When bad things happen, good people cannot stand by and do nothing. If we can help, then we should. Because we personally take what we need from the people and world around us, we need to take personally what the people and world around us need.

Congressional hearings begin this week on Ebola funding. Call your senator and representative and implore them to ramp up the U.S. response to Ebola, but insist that they do so in a way that doesn't take resources from other vital global health initiatives. We need to continue building health infrastructures, not just for the nearest, but for the neediest, so that disease is never given the opportunity to rage out of control.
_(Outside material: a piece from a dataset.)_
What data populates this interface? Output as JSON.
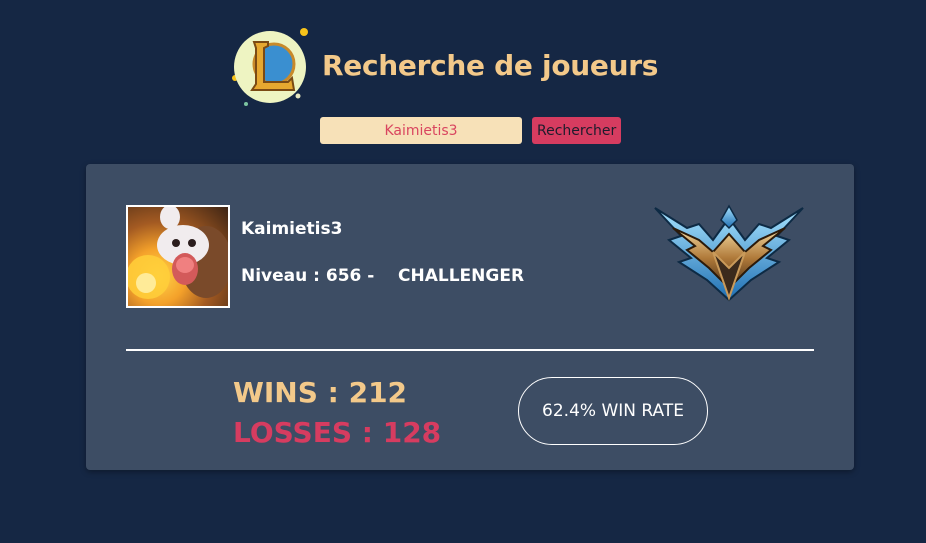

Then make a donation to an organization like Doctors Without Borders -- heroic healers in this current tragedy. If you are religious, find out what your denomination is doing on this front and support it.

When healers make their way in the world, the plagues that afflict humanity begin to lose their ultimate power. As Camus puts it, "Indeed it could be said that once the faintest stirring of hope became possible, the dominion of plague was ended."